Support groups comfort those left behind after suicide

GET INVOLVEDThe Suicide Survivors Support Group meets in the Memorial Hospital formal dining room on the first Thursday of every month from 7 p.m. to 8:30 p.m. For more information contact Hylda Bevans at 423-697-9432.

On Saturday, in a private dining room at Memorial Hospital, a small group joined around a table to talk about life after a loved one's suicide.

Linda, a soft-spoken mother of two, talked about her husband of 35 years, who died in May. She remembered him as an avid fisherman, a goofy humorist, a professional, an Eagle Scout.

"We went on our first date the week before I turned 16," Linda said, crying. "He was my first love."

Jimmy Powell, a retired teacher, talked about his 27-year-old son, a Chattanooga State student who committed suicide 12 years ago after suffering debilitating headaches for two years.

And Hylda Bevans talked about her 35-year-old son, who took his own life after battling cancer.

Surviving after a loved one commits suicide is never easy, they told each other.
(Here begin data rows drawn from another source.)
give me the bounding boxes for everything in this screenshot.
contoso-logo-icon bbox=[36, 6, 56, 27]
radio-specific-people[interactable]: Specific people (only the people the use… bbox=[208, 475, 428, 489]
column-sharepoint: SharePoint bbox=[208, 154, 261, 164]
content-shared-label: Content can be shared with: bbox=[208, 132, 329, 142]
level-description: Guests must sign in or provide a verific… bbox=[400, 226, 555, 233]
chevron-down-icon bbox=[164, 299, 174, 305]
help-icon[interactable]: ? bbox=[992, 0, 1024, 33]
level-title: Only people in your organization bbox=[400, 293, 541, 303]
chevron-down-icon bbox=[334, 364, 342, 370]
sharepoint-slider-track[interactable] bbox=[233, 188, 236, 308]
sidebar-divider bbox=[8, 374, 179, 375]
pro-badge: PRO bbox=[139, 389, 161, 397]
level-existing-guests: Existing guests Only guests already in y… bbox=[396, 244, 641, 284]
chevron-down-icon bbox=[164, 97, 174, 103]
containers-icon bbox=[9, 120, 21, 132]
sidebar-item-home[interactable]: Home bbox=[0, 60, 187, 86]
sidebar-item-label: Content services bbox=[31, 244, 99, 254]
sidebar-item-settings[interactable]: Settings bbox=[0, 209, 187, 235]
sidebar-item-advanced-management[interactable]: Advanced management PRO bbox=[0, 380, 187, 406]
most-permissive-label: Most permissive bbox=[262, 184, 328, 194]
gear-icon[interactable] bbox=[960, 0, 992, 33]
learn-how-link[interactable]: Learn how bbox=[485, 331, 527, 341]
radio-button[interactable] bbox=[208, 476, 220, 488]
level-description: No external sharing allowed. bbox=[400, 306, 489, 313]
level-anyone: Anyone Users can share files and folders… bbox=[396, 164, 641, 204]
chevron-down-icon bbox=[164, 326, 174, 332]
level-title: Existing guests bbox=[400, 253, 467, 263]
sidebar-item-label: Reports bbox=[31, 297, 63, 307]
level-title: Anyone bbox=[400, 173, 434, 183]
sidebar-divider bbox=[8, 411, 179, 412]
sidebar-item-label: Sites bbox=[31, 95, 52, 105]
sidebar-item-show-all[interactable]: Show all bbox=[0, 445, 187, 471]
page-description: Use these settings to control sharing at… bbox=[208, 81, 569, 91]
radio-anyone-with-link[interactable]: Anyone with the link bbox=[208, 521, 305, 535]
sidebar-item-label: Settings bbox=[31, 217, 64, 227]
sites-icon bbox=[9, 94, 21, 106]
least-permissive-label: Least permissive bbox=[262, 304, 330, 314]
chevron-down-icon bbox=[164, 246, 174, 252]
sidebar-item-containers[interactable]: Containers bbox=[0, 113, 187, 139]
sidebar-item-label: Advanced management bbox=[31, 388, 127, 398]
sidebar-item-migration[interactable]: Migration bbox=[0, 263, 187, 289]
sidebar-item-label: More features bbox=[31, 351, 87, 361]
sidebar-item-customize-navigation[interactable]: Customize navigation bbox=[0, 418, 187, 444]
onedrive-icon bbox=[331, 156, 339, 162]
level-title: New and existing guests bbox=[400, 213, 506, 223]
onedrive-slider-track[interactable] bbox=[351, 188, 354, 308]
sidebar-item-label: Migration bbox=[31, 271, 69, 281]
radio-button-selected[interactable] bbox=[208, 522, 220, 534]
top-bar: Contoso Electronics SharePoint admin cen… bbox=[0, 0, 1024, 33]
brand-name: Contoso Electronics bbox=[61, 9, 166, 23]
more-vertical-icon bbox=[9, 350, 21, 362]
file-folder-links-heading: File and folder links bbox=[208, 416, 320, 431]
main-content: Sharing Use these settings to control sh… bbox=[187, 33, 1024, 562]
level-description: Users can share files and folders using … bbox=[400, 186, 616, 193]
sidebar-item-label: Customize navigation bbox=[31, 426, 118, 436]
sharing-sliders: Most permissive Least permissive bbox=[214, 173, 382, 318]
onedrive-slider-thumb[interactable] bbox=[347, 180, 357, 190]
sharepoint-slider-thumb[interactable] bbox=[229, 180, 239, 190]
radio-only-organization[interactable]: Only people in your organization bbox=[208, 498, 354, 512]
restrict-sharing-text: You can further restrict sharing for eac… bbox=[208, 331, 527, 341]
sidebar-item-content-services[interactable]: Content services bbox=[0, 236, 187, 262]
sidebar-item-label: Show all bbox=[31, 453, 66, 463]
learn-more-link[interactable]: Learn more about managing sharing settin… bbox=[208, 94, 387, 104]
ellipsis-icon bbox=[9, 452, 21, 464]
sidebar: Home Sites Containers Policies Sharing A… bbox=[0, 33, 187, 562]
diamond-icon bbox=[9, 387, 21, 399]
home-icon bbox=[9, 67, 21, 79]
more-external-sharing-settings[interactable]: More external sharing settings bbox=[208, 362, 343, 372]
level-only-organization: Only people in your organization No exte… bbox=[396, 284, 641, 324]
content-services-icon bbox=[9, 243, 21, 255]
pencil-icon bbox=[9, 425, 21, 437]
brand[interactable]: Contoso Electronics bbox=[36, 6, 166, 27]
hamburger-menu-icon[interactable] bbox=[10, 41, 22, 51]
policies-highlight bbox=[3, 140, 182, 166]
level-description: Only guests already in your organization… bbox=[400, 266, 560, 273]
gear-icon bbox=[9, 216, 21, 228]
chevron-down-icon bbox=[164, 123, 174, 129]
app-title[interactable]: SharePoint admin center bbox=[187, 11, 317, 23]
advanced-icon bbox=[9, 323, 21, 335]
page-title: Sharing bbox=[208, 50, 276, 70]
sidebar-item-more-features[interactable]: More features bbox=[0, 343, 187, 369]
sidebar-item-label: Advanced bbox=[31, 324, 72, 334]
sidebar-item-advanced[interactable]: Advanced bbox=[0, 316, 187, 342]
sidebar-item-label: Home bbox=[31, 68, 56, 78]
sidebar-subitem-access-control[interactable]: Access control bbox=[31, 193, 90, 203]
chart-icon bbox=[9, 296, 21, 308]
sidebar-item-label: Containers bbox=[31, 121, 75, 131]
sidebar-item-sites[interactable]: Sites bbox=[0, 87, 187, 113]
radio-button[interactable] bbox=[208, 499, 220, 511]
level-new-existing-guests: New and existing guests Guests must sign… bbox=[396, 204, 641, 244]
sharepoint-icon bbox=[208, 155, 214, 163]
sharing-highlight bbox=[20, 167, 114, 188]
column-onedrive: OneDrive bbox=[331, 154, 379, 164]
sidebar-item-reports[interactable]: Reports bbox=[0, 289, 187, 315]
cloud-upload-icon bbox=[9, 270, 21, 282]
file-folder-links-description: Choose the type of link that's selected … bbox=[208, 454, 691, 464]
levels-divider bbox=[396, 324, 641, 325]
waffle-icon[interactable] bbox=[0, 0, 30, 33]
Friends and other family are often too afraid to bring up memories of the dead, too afraid to speak their names in public. But those who have lost people to suicide try to share what they can about the unthinkable and get comfort for the loss.

They can't stand to see the person they loved reduced to a moment of irreversible self-harm.

"I told my kids, I don't want his life to be defined by this act," Linda said. "There were so many good things."

A handful of people comes through the Suicide Survivors Support Group on the first Thursday of every month at Memorial. For some, the wound is fresh; for others it has festered for years. State suicide prevention specialists say support groups, which have nearly doubled in the last year to total 14 statewide, have helped curb more suicides.

"A family who loses someone to suicide is at a greater risk to suicide," said Scott Ridgway, executive director of the Tennessee Suicide Prevention Network. "[These groups] help the grief process. It gives people a chance to ask 'Why? How could I have intervened?'"

Suicide in Tennessee has been on the rise for many years, especially among teens. And experts expected recession woes and Nashville flooding to increase the numbers last year, but a surprising dip occurred. In 2008, 965 suicides were recorded, but in 2010 there were 932, said Ridgway.

Some teen suicides may have been prevented after a state law began requiring all teachers to have suicide prevention training, he said.

Still, suicide is among the 10 leading causes of death among Tennesseans and is above the national average, documents show.

The greatest concern right now is suicide deaths among middle-aged men from 40 to 65, a group that is very hard to reach.

At more than 20 per 100,000 people, suicides among the middle-aged in Tennessee are four times higher than youth suicides.

The Tennessee Suicide Prevention Network plans to launch a statewide campaign in the spring called Man Up. The goal is to curb suicide stigma and bring more awareness to men, who tend to ignore mental health problems and increased stress.

"The construction worker that just lost his job, that instead of getting help is drinking and taking drugs and goes into a clinical depression, where do we go to reach those folk?" Ridgway said.